This is an extract from the Racing Post’s Good Morning Bloodstock article from 3rd June 2026.
Breeders and buyers on small budgets watching the Classics at this time of year must feel like children pushing their noses against the window of a toy shop at Christmas time, admiring all the goodies contained within but being unable to afford any of them.
How they must fantasise about making use of a sire of the stature of Wootton Bassett, who was responsible for Prix du Jockey Club one-two Constitution River and Hawk Mountain on Sunday.
But, unfortunately for them, his covering fee had risen to €150,000 by the time those colts were conceived and his yearlings last season sold for a blockbuster average of around 400,000gns.
Here, then, is something to ease the frustration of those horsemen at the pointy end of the industry in a week when blueblooded homebreds will probably be hogging the headlines: a statistically credible sire whose covering fee and yearling averages should be well within their means.
In the UK, Ubettabelieveit did okay with his debut two-year-olds last year without causing much of a stir, but is doing a darn sight better now.
The Flying Childers Stakes winner by Kodiac, who stands at Mickley Stud in Shropshire at a fee of £4,000, currently boasts the second best black-type winners to runners ratio among the sophomores, with two from 57 giving him a score of 3.51 per cent.
That pair of stakes-winners by the sire are fine adverts for the profits available to those who invest in him.
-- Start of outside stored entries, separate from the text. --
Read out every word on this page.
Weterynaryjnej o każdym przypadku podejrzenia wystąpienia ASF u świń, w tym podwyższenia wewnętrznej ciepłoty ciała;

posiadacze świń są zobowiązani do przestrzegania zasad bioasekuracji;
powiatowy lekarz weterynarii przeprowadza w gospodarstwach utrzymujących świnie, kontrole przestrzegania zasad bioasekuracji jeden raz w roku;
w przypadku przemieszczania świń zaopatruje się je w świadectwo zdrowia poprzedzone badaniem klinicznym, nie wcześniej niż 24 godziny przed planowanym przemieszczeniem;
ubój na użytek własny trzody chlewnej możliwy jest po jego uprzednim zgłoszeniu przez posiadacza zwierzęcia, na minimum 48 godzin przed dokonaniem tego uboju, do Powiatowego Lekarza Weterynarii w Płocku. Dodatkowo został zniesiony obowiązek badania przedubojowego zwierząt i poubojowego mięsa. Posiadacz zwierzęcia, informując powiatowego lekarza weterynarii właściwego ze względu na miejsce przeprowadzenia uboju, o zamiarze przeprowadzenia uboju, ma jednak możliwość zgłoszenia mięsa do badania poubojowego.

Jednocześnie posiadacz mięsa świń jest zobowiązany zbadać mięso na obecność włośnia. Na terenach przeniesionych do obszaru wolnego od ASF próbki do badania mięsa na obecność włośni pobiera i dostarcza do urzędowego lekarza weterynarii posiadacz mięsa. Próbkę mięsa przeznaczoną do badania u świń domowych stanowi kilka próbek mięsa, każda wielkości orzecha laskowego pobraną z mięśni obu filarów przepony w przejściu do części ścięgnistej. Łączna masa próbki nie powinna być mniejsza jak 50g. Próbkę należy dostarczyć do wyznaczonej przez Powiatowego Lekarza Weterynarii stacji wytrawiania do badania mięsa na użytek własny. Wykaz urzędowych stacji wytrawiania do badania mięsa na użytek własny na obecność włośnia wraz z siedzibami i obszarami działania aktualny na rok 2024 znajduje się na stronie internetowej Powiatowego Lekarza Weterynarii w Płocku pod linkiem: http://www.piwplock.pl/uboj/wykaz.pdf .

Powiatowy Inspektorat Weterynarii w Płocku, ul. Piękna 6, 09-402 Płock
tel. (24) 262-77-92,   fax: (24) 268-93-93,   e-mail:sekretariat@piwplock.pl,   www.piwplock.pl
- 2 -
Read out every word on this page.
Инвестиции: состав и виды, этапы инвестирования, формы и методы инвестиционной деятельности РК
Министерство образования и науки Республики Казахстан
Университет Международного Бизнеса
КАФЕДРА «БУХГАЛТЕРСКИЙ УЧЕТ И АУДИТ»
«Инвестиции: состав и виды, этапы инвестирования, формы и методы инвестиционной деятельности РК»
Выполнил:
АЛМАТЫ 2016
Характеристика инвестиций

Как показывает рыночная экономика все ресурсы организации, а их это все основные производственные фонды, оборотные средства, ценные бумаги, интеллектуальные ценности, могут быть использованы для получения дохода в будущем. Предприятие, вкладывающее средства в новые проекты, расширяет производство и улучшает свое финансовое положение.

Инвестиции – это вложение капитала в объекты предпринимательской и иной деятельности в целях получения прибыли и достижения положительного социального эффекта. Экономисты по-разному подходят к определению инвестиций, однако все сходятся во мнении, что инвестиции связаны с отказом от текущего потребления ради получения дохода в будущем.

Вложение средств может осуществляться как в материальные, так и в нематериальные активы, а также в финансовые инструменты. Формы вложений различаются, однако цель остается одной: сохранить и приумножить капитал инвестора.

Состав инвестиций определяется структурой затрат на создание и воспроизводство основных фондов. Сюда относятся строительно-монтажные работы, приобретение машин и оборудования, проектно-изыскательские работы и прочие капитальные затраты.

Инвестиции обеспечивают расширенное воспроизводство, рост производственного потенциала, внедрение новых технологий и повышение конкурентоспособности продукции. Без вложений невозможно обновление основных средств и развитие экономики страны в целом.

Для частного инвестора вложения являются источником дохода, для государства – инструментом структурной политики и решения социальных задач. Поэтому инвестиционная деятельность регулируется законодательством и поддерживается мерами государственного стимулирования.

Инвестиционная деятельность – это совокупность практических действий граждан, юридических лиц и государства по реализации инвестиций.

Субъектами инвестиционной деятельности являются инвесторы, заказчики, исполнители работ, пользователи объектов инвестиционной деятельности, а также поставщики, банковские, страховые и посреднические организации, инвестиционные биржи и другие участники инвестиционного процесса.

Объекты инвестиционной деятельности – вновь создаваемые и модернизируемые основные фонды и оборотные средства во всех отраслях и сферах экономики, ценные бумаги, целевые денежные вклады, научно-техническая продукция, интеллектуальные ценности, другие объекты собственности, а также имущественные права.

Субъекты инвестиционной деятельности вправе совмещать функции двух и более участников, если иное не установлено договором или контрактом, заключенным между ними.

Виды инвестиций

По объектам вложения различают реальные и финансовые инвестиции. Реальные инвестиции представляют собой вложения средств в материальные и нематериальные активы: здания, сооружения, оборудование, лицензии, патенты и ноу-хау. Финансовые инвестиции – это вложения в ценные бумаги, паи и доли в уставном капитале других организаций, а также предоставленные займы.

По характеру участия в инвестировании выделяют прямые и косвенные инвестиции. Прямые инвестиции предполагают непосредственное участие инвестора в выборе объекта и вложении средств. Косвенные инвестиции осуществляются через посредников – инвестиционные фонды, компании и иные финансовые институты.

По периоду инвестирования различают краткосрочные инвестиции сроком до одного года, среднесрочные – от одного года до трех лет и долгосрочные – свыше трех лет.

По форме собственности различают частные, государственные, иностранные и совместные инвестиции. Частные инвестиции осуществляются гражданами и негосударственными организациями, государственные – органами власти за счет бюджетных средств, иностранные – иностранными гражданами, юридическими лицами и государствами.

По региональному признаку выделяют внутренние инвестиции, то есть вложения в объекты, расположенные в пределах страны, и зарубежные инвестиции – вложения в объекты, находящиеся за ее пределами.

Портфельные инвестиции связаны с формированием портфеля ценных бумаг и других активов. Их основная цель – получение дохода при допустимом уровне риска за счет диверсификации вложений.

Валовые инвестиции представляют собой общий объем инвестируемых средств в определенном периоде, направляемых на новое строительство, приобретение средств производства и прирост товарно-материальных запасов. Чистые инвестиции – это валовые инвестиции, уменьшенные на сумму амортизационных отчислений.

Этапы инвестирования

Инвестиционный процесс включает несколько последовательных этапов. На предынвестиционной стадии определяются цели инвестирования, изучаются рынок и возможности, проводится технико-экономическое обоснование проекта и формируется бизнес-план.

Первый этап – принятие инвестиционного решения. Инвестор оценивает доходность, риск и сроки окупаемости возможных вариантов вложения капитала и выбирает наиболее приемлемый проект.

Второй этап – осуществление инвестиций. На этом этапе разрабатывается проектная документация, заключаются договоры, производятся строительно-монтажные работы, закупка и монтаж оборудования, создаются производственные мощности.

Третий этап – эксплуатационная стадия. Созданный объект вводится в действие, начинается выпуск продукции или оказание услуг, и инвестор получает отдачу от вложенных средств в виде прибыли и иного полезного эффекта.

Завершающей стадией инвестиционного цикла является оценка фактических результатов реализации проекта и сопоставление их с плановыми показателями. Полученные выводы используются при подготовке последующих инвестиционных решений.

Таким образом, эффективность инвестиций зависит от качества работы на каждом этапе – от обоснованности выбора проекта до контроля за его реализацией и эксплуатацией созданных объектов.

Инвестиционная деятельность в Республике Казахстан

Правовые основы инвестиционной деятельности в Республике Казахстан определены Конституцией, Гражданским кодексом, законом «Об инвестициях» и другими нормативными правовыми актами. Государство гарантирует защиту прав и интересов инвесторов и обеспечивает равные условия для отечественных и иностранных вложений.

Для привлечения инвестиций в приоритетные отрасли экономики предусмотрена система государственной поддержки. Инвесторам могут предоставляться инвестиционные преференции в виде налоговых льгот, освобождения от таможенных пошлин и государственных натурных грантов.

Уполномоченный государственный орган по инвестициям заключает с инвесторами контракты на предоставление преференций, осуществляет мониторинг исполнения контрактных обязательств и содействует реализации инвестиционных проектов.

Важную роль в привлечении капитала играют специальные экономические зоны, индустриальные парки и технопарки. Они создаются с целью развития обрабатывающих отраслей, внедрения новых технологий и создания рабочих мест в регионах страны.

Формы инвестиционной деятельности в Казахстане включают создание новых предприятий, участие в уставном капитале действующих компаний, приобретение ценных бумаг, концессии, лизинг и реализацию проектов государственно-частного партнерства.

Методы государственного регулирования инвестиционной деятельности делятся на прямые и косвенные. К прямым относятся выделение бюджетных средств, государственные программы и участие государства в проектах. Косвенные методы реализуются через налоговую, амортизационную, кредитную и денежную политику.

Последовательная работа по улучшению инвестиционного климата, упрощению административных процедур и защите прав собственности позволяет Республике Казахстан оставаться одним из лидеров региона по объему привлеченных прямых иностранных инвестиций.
Hilitany, who won the Listed Spring Cup at Lingfield in February, was bred by Peter Balding and bought by Hamish Macauley as a yearling for 70,000gns and resold by Tally-Ho Stud as a breezer for £300,000, while Tokaido, who took the Listed Prix La Fleche at Chantilly on Sunday, was bred by Mickley Stud with Tim and Miranda Johnson and sold to Matt Coleman and Amy Murphy as a yearling for £58,000.
Incidentally, Hilitany is out of a daughter of Royal Applause and Tokaido is out of a daughter of Royal Applause’s grandson Dark Angel. But, then again, it is hardly breaking news that Kodiac and his sons and the Royal Applause-Acclamation-Dark Angel sire-line blend so well. Champion miler Charyn rather put that beyond doubt.
Ubettabelieveit (pictured above) is also the source of Del Mar Grade 3 runner-up Iriseach, close Sirenia Stakes fifth Sayidah Hard Spun, another smart filly in Three Non Blondes, the fairly useful triple winner Tricky Tel and Saturday’s Beverley Two-Year-Old Trophy short-head second Ronson. All bar the homebred Ronson were bought for reasonable sums.
Magnesium, a fluent winner for John Butler at Kempton on her second outing last month, is typical of the fun that can be had with a relatively low-stakes gamble on the sire, for both breeder and buyer. She was bred by Mickley Stud principal Richard Kent with his daughter Nell from the speedily bred Equiano mare Dharwa, who was acquired at a cost of just €7,000, and bought as a yearling by Ahmed Aldowaisan for £30,000.
Ubettabelieveit’s yearlings last year sold for an average of 19,722gns and median of 12,000gns, which wasn’t bad going when there was little fanfare about them at the time, and there was the odd jackpot hit, especially when Creighmore Stables sold to Alex Elliott for 90,000gns a colt by the sire out of the Mizzen Mast mare Let It Be Me who had been pinhooked as a foal for 52,000gns.
I can see this sire developing into a firm friend of breeders, trainers and owners operating on a shoestring.